- Location: João Manoel Mondrone State School, Medianeira, Paraná, Brazil
- Date: 28 September 2018
- Attack type: School shooting;
- Weapons: Knives, bomb, garrucha pistol
- Deaths: 0
- Injured: 2
- Perpetrators: 2 unnamed 15-year-olds
- Motive: Columbine copycat crime

= 2018 Medianeira school shooting =

School shooting in Paraná, Brazil

On the morning of 28 September 2018, at the João Manoel Mondrone State School in Medianeira, Paraná, two 15-year-old students shot two classmates, aged 15 and 18, before surrendering to authorities following an exchange of gunfire.

== Attack ==
At around 8:40 a.m., two 15-year-old students—one armed and the other providing cover for the attacker inside the João Manoel Mondrone State High School—launched an attack. Both were armed with a .22-caliber revolver, a knife, explosives, aerosols, and fireworks bombs.

The pair headed to the first classroom, where their targets were, but upon arriving at the scene, they did not find them. After failing to find their targets, they went to a second classroom, where one of them pointed a firearm at the students and demanded that they leave. The students in the classroom at first thought this was a joke, and one of the perpetrators fired the gun through the window, hitting a 15-year-old student in the back. The shooting caused a stampede, during which an 18-year-old student was shot in the leg. Students elsewhere in the school began laying on the floor upon hearing the gunshots, while others ran out of the school in panic.

When the police arrived at the school, the pair fired shots at them while hiding inside a classroom. The police returned fire, but there were no further injuries.

In total, the pair fired six shots, wounding two students, one of them seriously. In addition to the gunfire, the pair also detonated homemade bombs.

== Perpetrators ==
The pair was identified as two 15-year-old students at the school; the parents of one of the students—who used the firearm—were guiding the teenager and were aware of the bullying he was suffering. The two victims who were shot had no connection to the teenager and did not bully him.

He had also named 11 classmates, blaming them for provoking the attack. He had started attending the school in 2018 and did not like being called "Zé Patrola" and "Gordo" by his classmates.
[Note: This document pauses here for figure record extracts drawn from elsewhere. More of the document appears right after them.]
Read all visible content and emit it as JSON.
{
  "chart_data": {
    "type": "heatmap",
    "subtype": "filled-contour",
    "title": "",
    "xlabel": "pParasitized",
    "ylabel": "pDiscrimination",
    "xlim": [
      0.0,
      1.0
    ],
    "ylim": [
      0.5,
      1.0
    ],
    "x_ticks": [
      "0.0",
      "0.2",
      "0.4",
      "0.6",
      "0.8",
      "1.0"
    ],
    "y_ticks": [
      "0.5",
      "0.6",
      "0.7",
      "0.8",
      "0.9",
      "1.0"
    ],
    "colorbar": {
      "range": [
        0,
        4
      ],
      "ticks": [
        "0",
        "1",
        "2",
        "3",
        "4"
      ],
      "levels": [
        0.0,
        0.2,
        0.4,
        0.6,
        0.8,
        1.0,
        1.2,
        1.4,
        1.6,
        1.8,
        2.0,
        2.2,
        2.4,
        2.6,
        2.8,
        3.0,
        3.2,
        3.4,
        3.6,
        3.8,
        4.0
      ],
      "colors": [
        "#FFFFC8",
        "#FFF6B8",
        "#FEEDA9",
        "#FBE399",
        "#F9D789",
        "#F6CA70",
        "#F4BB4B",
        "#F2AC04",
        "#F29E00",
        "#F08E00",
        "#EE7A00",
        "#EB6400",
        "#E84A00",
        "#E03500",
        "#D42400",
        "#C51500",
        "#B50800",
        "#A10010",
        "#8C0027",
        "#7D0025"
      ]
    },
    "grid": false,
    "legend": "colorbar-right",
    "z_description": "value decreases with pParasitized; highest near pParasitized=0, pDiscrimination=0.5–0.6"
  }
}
The student had been inspired by other cases of school attacks, such as the Realengo massacre in 2011, carried out by Wellington Menezes de Oliveira. In addition, he recorded a video apologizing for the attack and saying he was anxious. No details were released about the second 15-year-old student, who provided cover during the attack.

== Victims ==
Two students, aged 15 and 18, were shot in the attack; one of them was seriously injured. The older student was found in the school hallway, and the younger one was found inside a classroom.
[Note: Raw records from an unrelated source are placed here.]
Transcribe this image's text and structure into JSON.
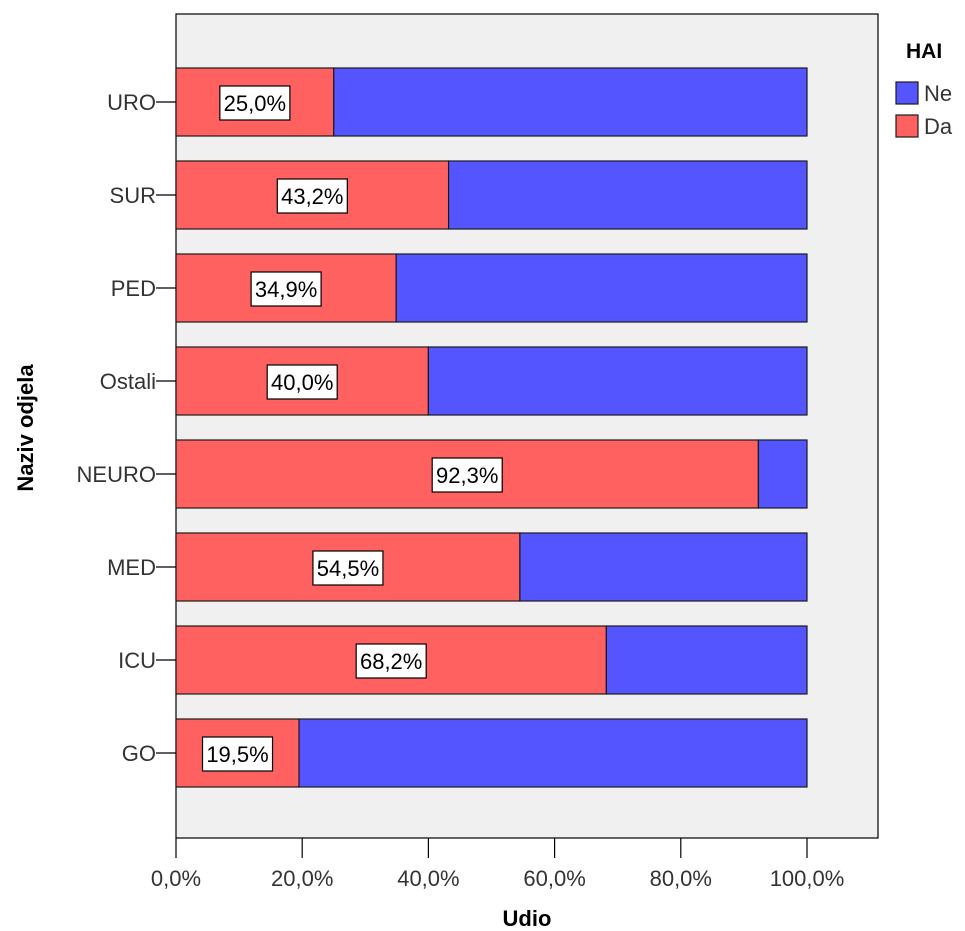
{
  "chart_data": {
    "type": "bar",
    "orientation": "horizontal",
    "stacked": true,
    "title": "",
    "xlabel": "Udio",
    "ylabel": "Naziv odjela",
    "xlim": [
      0,
      100
    ],
    "xticks": [
      0,
      20,
      40,
      60,
      80,
      100
    ],
    "xtick_labels": [
      "0,0%",
      "20,0%",
      "40,0%",
      "60,0%",
      "80,0%",
      "100,0%"
    ],
    "categories": [
      "URO",
      "SUR",
      "PED",
      "Ostali",
      "NEURO",
      "MED",
      "ICU",
      "GO"
    ],
    "series": [
      {
        "name": "Da",
        "color": "#ff6060",
        "values": [
          25.0,
          43.2,
          34.9,
          40.0,
          92.3,
          54.5,
          68.2,
          19.5
        ],
        "labels": [
          "25,0%",
          "43,2%",
          "34,9%",
          "40,0%",
          "92,3%",
          "54,5%",
          "68,2%",
          "19,5%"
        ]
      },
      {
        "name": "Ne",
        "color": "#5555ff",
        "values": [
          75.0,
          56.8,
          65.1,
          60.0,
          7.7,
          45.5,
          31.8,
          80.5
        ]
      }
    ],
    "legend": {
      "title": "HAI",
      "placement": "right",
      "entries": [
        {
          "name": "Ne",
          "color": "#5555ff"
        },
        {
          "name": "Da",
          "color": "#ff6060"
        }
      ]
    },
    "grid": false,
    "plot_background": "#f0f0f0"
  }
}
The 18-year-old student was grazed by a bullet in one of his legs, was treated, and was discharged shortly thereafter, on the same day.
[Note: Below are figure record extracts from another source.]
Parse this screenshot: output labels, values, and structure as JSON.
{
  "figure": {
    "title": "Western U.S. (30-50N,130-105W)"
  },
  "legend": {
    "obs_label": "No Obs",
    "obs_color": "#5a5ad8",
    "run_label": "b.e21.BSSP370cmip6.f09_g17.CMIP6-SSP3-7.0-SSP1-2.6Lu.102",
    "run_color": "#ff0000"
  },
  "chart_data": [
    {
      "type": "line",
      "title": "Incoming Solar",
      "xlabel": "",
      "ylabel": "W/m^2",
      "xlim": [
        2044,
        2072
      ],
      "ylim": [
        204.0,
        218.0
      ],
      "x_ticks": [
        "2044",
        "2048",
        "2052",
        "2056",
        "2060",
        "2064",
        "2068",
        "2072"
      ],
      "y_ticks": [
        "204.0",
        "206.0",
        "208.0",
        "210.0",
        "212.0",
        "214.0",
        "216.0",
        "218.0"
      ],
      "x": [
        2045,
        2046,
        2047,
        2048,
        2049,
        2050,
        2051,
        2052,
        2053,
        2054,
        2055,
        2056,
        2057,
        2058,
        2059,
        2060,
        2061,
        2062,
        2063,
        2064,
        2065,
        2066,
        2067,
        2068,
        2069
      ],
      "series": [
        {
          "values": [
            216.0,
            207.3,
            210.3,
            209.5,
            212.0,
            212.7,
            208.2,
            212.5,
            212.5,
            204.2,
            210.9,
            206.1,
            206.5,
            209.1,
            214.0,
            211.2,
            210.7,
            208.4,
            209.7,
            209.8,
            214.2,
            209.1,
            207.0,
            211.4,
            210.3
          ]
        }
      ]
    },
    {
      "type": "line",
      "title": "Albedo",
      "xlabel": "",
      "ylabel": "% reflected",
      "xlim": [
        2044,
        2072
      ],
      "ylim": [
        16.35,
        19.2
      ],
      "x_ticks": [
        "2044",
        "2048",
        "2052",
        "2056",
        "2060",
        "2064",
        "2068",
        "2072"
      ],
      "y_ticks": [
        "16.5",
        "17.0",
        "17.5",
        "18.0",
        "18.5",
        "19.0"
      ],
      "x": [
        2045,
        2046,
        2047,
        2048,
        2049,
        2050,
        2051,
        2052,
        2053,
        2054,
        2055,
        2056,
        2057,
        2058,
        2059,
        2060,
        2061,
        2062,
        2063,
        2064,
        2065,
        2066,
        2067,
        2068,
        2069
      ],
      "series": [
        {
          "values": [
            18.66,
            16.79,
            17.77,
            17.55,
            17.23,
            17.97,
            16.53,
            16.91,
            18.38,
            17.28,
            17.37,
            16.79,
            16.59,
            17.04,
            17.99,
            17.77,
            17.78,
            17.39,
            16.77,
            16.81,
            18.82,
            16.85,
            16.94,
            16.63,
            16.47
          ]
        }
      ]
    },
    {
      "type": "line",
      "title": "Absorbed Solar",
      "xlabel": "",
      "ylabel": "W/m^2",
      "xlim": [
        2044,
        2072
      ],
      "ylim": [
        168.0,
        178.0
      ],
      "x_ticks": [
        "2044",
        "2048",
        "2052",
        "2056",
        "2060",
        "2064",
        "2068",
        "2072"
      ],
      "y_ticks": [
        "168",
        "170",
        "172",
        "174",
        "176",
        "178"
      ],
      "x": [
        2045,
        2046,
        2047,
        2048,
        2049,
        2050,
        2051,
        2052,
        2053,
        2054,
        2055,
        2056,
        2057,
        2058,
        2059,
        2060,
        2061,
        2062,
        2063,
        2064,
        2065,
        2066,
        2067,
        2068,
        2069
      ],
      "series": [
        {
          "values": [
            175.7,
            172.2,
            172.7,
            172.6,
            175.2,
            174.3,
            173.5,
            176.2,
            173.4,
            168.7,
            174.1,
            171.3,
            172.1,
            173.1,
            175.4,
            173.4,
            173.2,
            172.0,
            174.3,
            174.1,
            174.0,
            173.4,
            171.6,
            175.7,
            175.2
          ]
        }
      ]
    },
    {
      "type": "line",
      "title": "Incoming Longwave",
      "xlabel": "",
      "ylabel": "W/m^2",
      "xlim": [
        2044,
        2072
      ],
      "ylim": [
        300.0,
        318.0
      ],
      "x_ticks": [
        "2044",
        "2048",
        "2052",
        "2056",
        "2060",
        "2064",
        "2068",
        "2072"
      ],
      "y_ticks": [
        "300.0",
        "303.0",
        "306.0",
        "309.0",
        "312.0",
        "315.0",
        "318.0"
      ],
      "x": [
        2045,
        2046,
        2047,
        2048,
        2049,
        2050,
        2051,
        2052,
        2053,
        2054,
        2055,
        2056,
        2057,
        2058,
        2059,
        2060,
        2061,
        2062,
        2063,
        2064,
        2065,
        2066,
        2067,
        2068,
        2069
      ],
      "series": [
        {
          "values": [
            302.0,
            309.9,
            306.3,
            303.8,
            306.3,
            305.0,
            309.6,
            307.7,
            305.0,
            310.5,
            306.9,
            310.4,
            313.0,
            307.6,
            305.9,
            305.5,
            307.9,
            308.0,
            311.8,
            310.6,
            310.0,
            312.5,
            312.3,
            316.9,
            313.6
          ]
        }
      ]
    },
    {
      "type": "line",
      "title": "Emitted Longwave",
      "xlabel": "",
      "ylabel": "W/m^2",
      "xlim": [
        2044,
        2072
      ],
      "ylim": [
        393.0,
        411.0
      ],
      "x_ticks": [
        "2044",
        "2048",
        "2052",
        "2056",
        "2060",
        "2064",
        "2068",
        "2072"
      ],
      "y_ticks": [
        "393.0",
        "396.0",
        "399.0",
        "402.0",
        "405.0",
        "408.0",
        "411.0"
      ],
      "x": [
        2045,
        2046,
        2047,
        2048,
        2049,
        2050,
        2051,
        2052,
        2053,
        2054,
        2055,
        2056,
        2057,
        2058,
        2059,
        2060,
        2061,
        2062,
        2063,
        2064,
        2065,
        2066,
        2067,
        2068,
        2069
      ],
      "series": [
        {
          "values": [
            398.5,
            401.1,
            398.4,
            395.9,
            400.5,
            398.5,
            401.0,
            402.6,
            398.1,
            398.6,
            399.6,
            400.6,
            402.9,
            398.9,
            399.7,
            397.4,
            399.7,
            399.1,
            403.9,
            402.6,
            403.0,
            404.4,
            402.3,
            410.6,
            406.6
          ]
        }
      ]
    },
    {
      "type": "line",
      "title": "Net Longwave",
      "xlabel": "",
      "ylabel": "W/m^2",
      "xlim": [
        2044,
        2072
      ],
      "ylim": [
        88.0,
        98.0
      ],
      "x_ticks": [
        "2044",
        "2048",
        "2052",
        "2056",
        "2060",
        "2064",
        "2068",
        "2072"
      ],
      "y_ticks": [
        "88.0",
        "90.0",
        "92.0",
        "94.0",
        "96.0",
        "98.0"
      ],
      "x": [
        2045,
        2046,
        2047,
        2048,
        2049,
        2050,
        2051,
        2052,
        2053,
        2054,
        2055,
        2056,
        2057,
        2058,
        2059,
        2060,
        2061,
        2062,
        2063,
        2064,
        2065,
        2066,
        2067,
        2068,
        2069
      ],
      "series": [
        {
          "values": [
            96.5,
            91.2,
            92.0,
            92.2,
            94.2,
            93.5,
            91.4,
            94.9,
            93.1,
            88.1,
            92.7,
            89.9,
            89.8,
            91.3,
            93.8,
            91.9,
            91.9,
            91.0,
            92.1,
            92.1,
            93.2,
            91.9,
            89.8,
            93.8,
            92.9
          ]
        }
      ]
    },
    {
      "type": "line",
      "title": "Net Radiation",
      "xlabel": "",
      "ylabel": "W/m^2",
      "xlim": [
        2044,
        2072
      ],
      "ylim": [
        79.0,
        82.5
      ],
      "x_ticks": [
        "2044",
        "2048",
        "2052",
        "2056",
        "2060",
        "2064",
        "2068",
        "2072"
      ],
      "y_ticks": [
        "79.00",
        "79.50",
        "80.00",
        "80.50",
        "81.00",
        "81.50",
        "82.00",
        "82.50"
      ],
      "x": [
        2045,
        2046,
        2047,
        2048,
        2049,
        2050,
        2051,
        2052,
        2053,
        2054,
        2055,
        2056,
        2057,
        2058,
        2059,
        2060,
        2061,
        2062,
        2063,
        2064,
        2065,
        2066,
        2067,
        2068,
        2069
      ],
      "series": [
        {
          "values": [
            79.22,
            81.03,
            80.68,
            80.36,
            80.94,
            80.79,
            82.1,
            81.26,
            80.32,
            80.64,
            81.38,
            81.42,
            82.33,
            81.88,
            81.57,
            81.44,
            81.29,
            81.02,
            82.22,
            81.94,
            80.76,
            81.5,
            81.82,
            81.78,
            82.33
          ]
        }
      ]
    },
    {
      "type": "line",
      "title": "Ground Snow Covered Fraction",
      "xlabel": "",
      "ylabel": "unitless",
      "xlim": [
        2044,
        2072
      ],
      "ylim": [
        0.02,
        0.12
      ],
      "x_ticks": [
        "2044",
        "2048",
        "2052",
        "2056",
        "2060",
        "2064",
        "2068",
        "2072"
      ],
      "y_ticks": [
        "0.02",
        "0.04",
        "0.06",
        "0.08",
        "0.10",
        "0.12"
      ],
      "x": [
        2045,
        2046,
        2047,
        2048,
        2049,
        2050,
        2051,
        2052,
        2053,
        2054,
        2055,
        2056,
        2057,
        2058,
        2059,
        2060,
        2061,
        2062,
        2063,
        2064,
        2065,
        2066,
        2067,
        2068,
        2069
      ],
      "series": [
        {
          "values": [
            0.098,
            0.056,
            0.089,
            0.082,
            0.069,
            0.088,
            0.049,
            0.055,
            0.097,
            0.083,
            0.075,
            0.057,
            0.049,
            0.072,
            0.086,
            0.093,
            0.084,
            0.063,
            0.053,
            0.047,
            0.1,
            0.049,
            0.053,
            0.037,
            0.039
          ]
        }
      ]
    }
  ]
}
Bruno Raphael Facundo, 15, was seriously injured in the attack. He was shot in the spine and rushed to the Municipal Hospital of Foz do Iguaçu, where he was later transferred by a SAMU helicopter to the Hospital do Trabalhador in Curitiba. The bullet that struck Raphael lodged in one of his vertebrae in the lumbar area.

On 2 October, the student was transferred to the Rehabilitation Hospital Center. Facundo was then discharged on 18 October.

== Consequences ==
On the same day, the father of one of the shooters was arrested for negligence and illegal possession of a firearm. He was released the following night after posting three bail bonds equal to the minimum wage.

The school that was attacked set 1 October as the date for students to return to class, with activities resuming as normal on 2 October. Security measures and measures to prevent bullying were implemented at the school.

On 13 October, the two students involved in the assault were sentenced to socio-educational measures for attempted murder and resisting arrest. One of the youths who carried the revolver was also convicted of illegal possession of a firearm.

On 17 October, another armed invasion took place at a different school in Medianeira. Shortly before 1:00 p.m., a 20-year-old man armed with a replica of a pistol entered the Carlos Lacerda Municipal School, where he threatened everyone and pointed the pistol at a teacher. He fled by jumping over the school's wall but was later identified by the police and arrested.

Months after the attack, the pair were released. The first teenager, who had provided cover, left the Socio-Educational Center (Cense) in Cascavel on 16 February 2019. On 10 May 2019, the student who carried the firearm was released from the same facility.

== Reactions ==
The attack shocked the small community of Medianeira. Several students and parents shared their opinions on the attack, citing the lack of security in public schools across the country and the lack of attention paid to bullying in schools.

The Paraná Secretary of Education issued a statement, commenting: "The Regional Education Center of Foz do Iguaçu is in the school, providing all the necessary support to the school community. Classes were dismissed and should be resumed on Monday."